As readers of Spurious and Dogma will know – and will delight in the knowledge – this is a series in which monologic perorations, complaints and lamentations over the state of contemporary philosophy and the destruction of academic philosophy by the forces of capital constitute the bulk of its content. Impotent outrage propels the narrative. A review might then resort to judging specific qualities: how funny or sad one finds the overall effect (it is very funny and quite sad), how resourceful the writer is in the detail (inspiringly so), or how the book "succeeds" in whatever the reviewer has decided it seeks to achieve (I haven't decided yet), with some comparisons thrown in to demonstrate archival awareness: Laurel & Hardy, Waiting for Godot, Beavis & Butt-head. A trilogy of comparisons! And this is the thing: the trilogy itself operates in the light and shadow of such double acts, suggesting a certain generic inheritance and continuity. But not one of them features impassioned speeches featuring Kierkegaard, Franz Rosenzweig and Philip K. Dick's gnosticism. How does it inherit from them?

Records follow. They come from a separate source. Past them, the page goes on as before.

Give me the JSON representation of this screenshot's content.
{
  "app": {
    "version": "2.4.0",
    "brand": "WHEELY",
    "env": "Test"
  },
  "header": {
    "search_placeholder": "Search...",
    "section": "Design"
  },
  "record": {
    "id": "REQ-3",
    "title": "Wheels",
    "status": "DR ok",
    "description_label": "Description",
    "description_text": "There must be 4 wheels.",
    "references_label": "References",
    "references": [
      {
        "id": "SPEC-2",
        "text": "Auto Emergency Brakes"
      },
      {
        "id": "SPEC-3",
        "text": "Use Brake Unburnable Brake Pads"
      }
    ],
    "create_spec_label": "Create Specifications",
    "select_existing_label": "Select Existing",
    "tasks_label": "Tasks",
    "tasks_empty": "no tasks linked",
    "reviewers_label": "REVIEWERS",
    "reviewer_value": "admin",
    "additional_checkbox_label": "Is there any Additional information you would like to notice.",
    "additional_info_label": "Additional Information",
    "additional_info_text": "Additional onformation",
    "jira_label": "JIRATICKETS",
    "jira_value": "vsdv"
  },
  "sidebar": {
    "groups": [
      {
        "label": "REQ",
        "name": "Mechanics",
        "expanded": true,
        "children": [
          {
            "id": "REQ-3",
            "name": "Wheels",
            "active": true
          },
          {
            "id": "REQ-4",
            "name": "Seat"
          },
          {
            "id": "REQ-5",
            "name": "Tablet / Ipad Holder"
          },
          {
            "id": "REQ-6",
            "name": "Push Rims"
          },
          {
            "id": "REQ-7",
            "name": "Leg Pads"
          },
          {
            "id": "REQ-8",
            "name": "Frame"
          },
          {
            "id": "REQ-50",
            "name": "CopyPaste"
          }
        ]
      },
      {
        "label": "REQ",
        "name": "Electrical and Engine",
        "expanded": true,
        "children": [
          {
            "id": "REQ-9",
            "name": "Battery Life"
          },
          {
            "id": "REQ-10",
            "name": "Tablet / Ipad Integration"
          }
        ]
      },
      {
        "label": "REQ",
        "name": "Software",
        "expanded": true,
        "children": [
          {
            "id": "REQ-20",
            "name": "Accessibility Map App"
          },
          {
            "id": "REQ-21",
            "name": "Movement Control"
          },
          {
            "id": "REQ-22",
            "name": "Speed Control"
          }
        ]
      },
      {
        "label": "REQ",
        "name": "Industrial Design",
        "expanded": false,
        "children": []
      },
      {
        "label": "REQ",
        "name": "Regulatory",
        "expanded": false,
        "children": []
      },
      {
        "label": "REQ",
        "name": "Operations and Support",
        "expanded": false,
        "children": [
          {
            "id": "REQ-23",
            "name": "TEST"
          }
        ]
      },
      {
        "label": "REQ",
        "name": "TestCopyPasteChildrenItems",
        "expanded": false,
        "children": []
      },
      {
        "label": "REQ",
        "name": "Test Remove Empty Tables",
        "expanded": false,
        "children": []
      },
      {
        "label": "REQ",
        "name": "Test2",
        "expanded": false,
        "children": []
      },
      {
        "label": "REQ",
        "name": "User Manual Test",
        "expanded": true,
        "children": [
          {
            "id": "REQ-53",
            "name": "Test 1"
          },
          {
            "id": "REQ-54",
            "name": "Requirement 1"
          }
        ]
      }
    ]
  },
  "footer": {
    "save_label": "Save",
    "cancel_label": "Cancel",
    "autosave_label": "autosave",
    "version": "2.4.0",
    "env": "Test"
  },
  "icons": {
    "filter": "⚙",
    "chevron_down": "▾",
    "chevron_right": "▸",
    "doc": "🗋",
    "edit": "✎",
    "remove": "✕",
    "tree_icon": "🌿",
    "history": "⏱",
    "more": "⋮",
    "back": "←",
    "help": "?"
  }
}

W. is an academic philosopher clinging to the hope that philosophy can be reborn, to live as it had once done according to the legends about which he declaims to his fat friend Lars, another academic philosopher: Heidegger, Merleau-Ponty, Gilles Deleuze. Look to the gods of Old Europe, he cries. Except W. believes that Lars is not up to the task; he'll never produce an original idea to justify his position let alone soar to the heights of Old Europe. Quite the opposite in fact. W. says Lars is a prime example of what is wrong with contemporary thought: rampaging through the history of philosophy like a bull in a china shop, producing cliché and commentary to contaminate great thought with careerism. Meanwhile, W. has been sacked. For all of W.'s disgust, readers of Dogma will remember that it was he who charged Lars with recording everything he says and then reporting it to the post-apocalyptic world. Lars is thereby not only Plato to W.'s Socrates, Boswell to his Dr Johnson but also Theoderic to his Boethius, metaphorically throttling him at dawn.

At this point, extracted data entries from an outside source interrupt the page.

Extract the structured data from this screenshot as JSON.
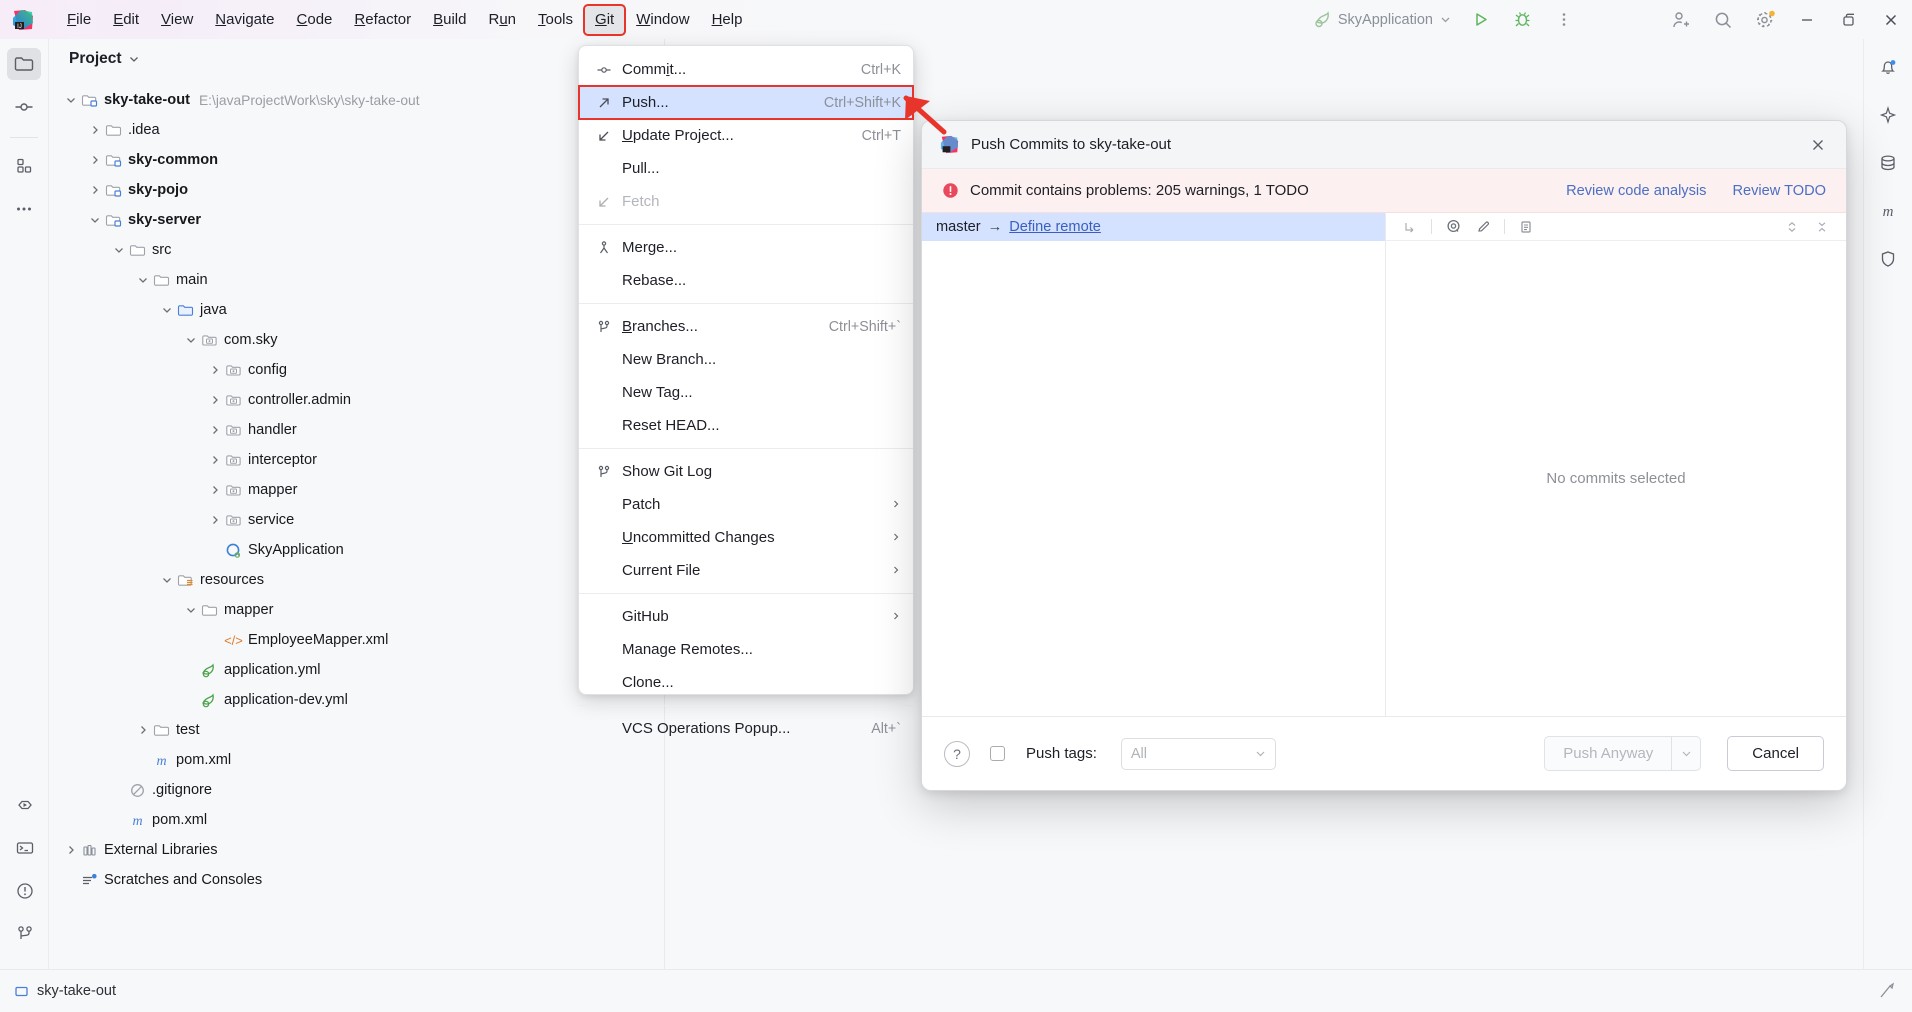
{
  "app": {
    "logo_icon": "intellij-idea-logo",
    "run_config": "SkyApplication",
    "window_title": "Push Commits to sky-take-out"
  },
  "menubar": {
    "items": [
      {
        "label": "File",
        "mnemonic": "F"
      },
      {
        "label": "Edit",
        "mnemonic": "E"
      },
      {
        "label": "View",
        "mnemonic": "V"
      },
      {
        "label": "Navigate",
        "mnemonic": "N"
      },
      {
        "label": "Code",
        "mnemonic": "C"
      },
      {
        "label": "Refactor",
        "mnemonic": "R"
      },
      {
        "label": "Build",
        "mnemonic": "B"
      },
      {
        "label": "Run",
        "mnemonic": "n"
      },
      {
        "label": "Tools",
        "mnemonic": "T"
      },
      {
        "label": "Git",
        "mnemonic": "G"
      },
      {
        "label": "Window",
        "mnemonic": "W"
      },
      {
        "label": "Help",
        "mnemonic": "H"
      }
    ],
    "active_index": 9
  },
  "toolbar_right": {
    "run_config_label": "SkyApplication",
    "buttons": [
      {
        "name": "run-button",
        "icon": "play-icon"
      },
      {
        "name": "debug-button",
        "icon": "bug-icon"
      },
      {
        "name": "more-actions-button",
        "icon": "kebab-menu-icon"
      },
      {
        "name": "code-with-me-button",
        "icon": "person-add-icon"
      },
      {
        "name": "search-everywhere-button",
        "icon": "search-icon"
      },
      {
        "name": "settings-button",
        "icon": "gear-icon"
      },
      {
        "name": "minimize-button",
        "icon": "minimize-icon"
      },
      {
        "name": "maximize-button",
        "icon": "restore-icon"
      },
      {
        "name": "close-button",
        "icon": "close-icon"
      }
    ]
  },
  "left_rail": {
    "top_items": [
      {
        "name": "project-tool-button",
        "icon": "folder-icon",
        "selected": true
      },
      {
        "name": "commit-tool-button",
        "icon": "commit-node-icon",
        "selected": false
      },
      {
        "name": "structure-tool-button",
        "icon": "structure-blocks-icon",
        "selected": false
      },
      {
        "name": "more-tool-windows-button",
        "icon": "ellipsis-icon",
        "selected": false
      }
    ],
    "bottom_items": [
      {
        "name": "run-tool-button",
        "icon": "run-hexagon-icon"
      },
      {
        "name": "terminal-tool-button",
        "icon": "terminal-icon"
      },
      {
        "name": "problems-tool-button",
        "icon": "warning-circle-icon"
      },
      {
        "name": "git-tool-button",
        "icon": "git-branch-icon"
      }
    ]
  },
  "right_rail": {
    "items": [
      {
        "name": "notifications-button",
        "icon": "bell-icon"
      },
      {
        "name": "ai-assistant-button",
        "icon": "ai-spark-icon"
      },
      {
        "name": "database-button",
        "icon": "database-icon"
      },
      {
        "name": "maven-button",
        "icon": "maven-m-icon"
      },
      {
        "name": "security-button",
        "icon": "shield-icon"
      }
    ]
  },
  "project_panel": {
    "title": "Project",
    "dropdown_icon": "chevron-down-icon",
    "tree": [
      {
        "depth": 0,
        "label": "sky-take-out",
        "path": "E:\\javaProjectWork\\sky\\sky-take-out",
        "icon": "module-folder-icon",
        "chevron": "down",
        "bold": true
      },
      {
        "depth": 1,
        "label": ".idea",
        "icon": "folder-icon",
        "chevron": "right"
      },
      {
        "depth": 1,
        "label": "sky-common",
        "icon": "module-folder-icon",
        "chevron": "right",
        "bold": true
      },
      {
        "depth": 1,
        "label": "sky-pojo",
        "icon": "module-folder-icon",
        "chevron": "right",
        "bold": true
      },
      {
        "depth": 1,
        "label": "sky-server",
        "icon": "module-folder-icon",
        "chevron": "down",
        "bold": true
      },
      {
        "depth": 2,
        "label": "src",
        "icon": "folder-icon",
        "chevron": "down"
      },
      {
        "depth": 3,
        "label": "main",
        "icon": "folder-icon",
        "chevron": "down"
      },
      {
        "depth": 4,
        "label": "java",
        "icon": "source-folder-icon",
        "chevron": "down"
      },
      {
        "depth": 5,
        "label": "com.sky",
        "icon": "package-icon",
        "chevron": "down"
      },
      {
        "depth": 6,
        "label": "config",
        "icon": "package-icon",
        "chevron": "right"
      },
      {
        "depth": 6,
        "label": "controller.admin",
        "icon": "package-icon",
        "chevron": "right"
      },
      {
        "depth": 6,
        "label": "handler",
        "icon": "package-icon",
        "chevron": "right"
      },
      {
        "depth": 6,
        "label": "interceptor",
        "icon": "package-icon",
        "chevron": "right"
      },
      {
        "depth": 6,
        "label": "mapper",
        "icon": "package-icon",
        "chevron": "right"
      },
      {
        "depth": 6,
        "label": "service",
        "icon": "package-icon",
        "chevron": "right"
      },
      {
        "depth": 6,
        "label": "SkyApplication",
        "icon": "spring-class-icon",
        "chevron": "none"
      },
      {
        "depth": 4,
        "label": "resources",
        "icon": "resources-folder-icon",
        "chevron": "down"
      },
      {
        "depth": 5,
        "label": "mapper",
        "icon": "folder-icon",
        "chevron": "down"
      },
      {
        "depth": 6,
        "label": "EmployeeMapper.xml",
        "icon": "xml-file-icon",
        "chevron": "none"
      },
      {
        "depth": 5,
        "label": "application.yml",
        "icon": "spring-yaml-icon",
        "chevron": "none"
      },
      {
        "depth": 5,
        "label": "application-dev.yml",
        "icon": "spring-yaml-icon",
        "chevron": "none"
      },
      {
        "depth": 3,
        "label": "test",
        "icon": "folder-icon",
        "chevron": "right"
      },
      {
        "depth": 3,
        "label": "pom.xml",
        "icon": "maven-m-icon",
        "chevron": "none"
      },
      {
        "depth": 2,
        "label": ".gitignore",
        "icon": "gitignore-icon",
        "chevron": "none"
      },
      {
        "depth": 2,
        "label": "pom.xml",
        "icon": "maven-m-icon",
        "chevron": "none"
      },
      {
        "depth": 0,
        "label": "External Libraries",
        "icon": "library-icon",
        "chevron": "right"
      },
      {
        "depth": 0,
        "label": "Scratches and Consoles",
        "icon": "scratches-icon",
        "chevron": "none"
      }
    ]
  },
  "git_menu": {
    "items": [
      {
        "label": "Commit...",
        "shortcut": "Ctrl+K",
        "icon": "commit-node-icon",
        "mnemonic": "i"
      },
      {
        "label": "Push...",
        "shortcut": "Ctrl+Shift+K",
        "icon": "push-arrow-icon",
        "selected": true,
        "highlight_box": true
      },
      {
        "label": "Update Project...",
        "shortcut": "Ctrl+T",
        "icon": "update-arrow-icon",
        "mnemonic": "U"
      },
      {
        "label": "Pull...",
        "shortcut": "",
        "icon": ""
      },
      {
        "label": "Fetch",
        "shortcut": "",
        "icon": "update-arrow-icon",
        "disabled": true
      },
      {
        "separator": true
      },
      {
        "label": "Merge...",
        "shortcut": "",
        "icon": "merge-icon"
      },
      {
        "label": "Rebase...",
        "shortcut": "",
        "icon": ""
      },
      {
        "separator": true
      },
      {
        "label": "Branches...",
        "shortcut": "Ctrl+Shift+`",
        "icon": "git-branch-icon",
        "mnemonic": "B"
      },
      {
        "label": "New Branch...",
        "shortcut": "",
        "icon": ""
      },
      {
        "label": "New Tag...",
        "shortcut": "",
        "icon": ""
      },
      {
        "label": "Reset HEAD...",
        "shortcut": "",
        "icon": ""
      },
      {
        "separator": true
      },
      {
        "label": "Show Git Log",
        "shortcut": "",
        "icon": "git-branch-icon"
      },
      {
        "label": "Patch",
        "shortcut": "",
        "icon": "",
        "submenu": true
      },
      {
        "label": "Uncommitted Changes",
        "shortcut": "",
        "icon": "",
        "submenu": true,
        "mnemonic": "U"
      },
      {
        "label": "Current File",
        "shortcut": "",
        "icon": "",
        "submenu": true
      },
      {
        "separator": true
      },
      {
        "label": "GitHub",
        "shortcut": "",
        "icon": "",
        "submenu": true
      },
      {
        "label": "Manage Remotes...",
        "shortcut": "",
        "icon": ""
      },
      {
        "label": "Clone...",
        "shortcut": "",
        "icon": ""
      },
      {
        "separator": true
      },
      {
        "label": "VCS Operations Popup...",
        "shortcut": "Alt+`",
        "icon": ""
      }
    ]
  },
  "push_dialog": {
    "title": "Push Commits to sky-take-out",
    "title_icon": "intellij-idea-logo",
    "close_icon": "close-icon",
    "banner": {
      "icon": "error-circle-icon",
      "text": "Commit contains problems: 205 warnings, 1 TODO",
      "links": [
        "Review code analysis",
        "Review TODO"
      ]
    },
    "commit_row": {
      "branch": "master",
      "arrow": "→",
      "remote_link": "Define remote"
    },
    "toolbar_icons": [
      {
        "name": "expand-all-icon"
      },
      {
        "name": "eye-preview-icon"
      },
      {
        "name": "edit-pencil-icon"
      },
      {
        "name": "list-view-icon"
      },
      {
        "name": "collapse-icon"
      },
      {
        "name": "expand-diff-icon"
      }
    ],
    "empty_state": "No commits selected",
    "footer": {
      "help_label": "?",
      "push_tags_label": "Push tags:",
      "push_tags_checked": false,
      "tags_select_value": "All",
      "push_button_label": "Push Anyway",
      "push_button_disabled": true,
      "push_dropdown_icon": "chevron-down-icon",
      "cancel_button_label": "Cancel"
    }
  },
  "statusbar": {
    "branch_label": "sky-take-out",
    "branch_icon": "module-folder-icon",
    "right_icon": "ide-inspection-icon"
  },
  "colors": {
    "accent_blue": "#4a6fc4",
    "selection_blue": "#d4e2ff",
    "error_red": "#e8352b",
    "banner_bg": "#fdf0f0",
    "link_blue": "#3b5fc0"
  }
}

In Exodus, as the title suggests, they go out into the world – well, towns and cities in England and Scotland – to attend conferences in an attempt to resist the decline and seek signs of renewal. Plymouth, Oxford, Colchester, Manchester, Newcastle, Edinburgh. Except everything is told through Lars' reports: W.'s neurotic exclamations, demands and defeatism lard any sensuous presence in their locations. This is a novel in which only the Last Philosophers are described in their natural habitat. W. wants to imbibe the behaviour of his heroes, to become a method thinker. On a picnic, he insists they drink schnapps, specifically Aalborg akavit, which Kierkegaard might have drunk, and herrings and crispbread, which Kierkegaard might have eaten. Then the writing might start to open itself:
We begin with the finished product ... and we work our way back to the mind of the thinker who produced them. But not only to the mind! To the cultural world of the thinker; in this case, to the cultural world of nineteenth century Denmark. And to the physiognomy of the thinker; in this case a melancholy disposition, a heaviness of the soul. We must move from the outward to the inward, W. says. Only then, having reached the secret centre of the work, having come to its engine room so to speak, might we work our way back out again.But would Kierkegaard ever have picnicked?

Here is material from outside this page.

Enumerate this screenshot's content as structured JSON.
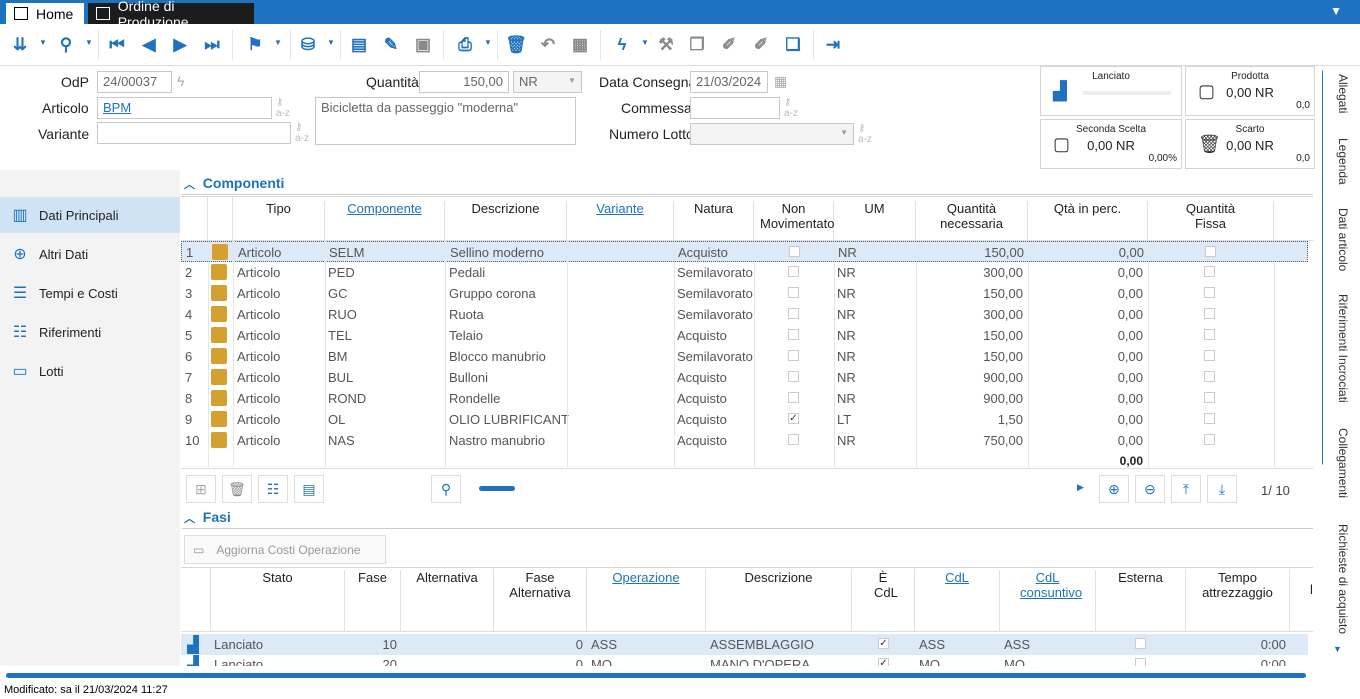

This then is a wandering in the outward. W. quotes Marx saying exactly this about his own generation, which must sacrifice itself for those who may be able to enter a new world free of capitalism. So, in order to renew philosophy, W. and Lars must sacrifice themselves, which might mean getting blind drunk on Aalborg akavit rather than studying Kierkegaard's complete works.
Of course, one mustn't start reading too soon. W. is adamant about that. One mustn't simply devour an oeuvre, tempting as it may be, the many-coloured spines of Kierkegaard's works in the Hong and Hong edition, lined up on my windowsill, as inviting as boiled sweets.The Spurious Trilogy as it must now become known might be this pause before the fact of philosophy, revealed here as a pause itself, a dwelling inside this space of writing, the secret centre of all work. Perhaps this is the location of W.'s despair and why he asks Lars to record everything he says, knowing it too will fall into the silence of writing, a silence which only Lars can betray.
One cannot just begin at page one, and then read one's way to the end, W. says. There must be a kind of pause before reading, a dwelling in the space opened by the fact of Kierkegaard, by the fact of his writing, by the fact that he lived.
That Kierkegaard wrote: we should pause before that, mulling it over.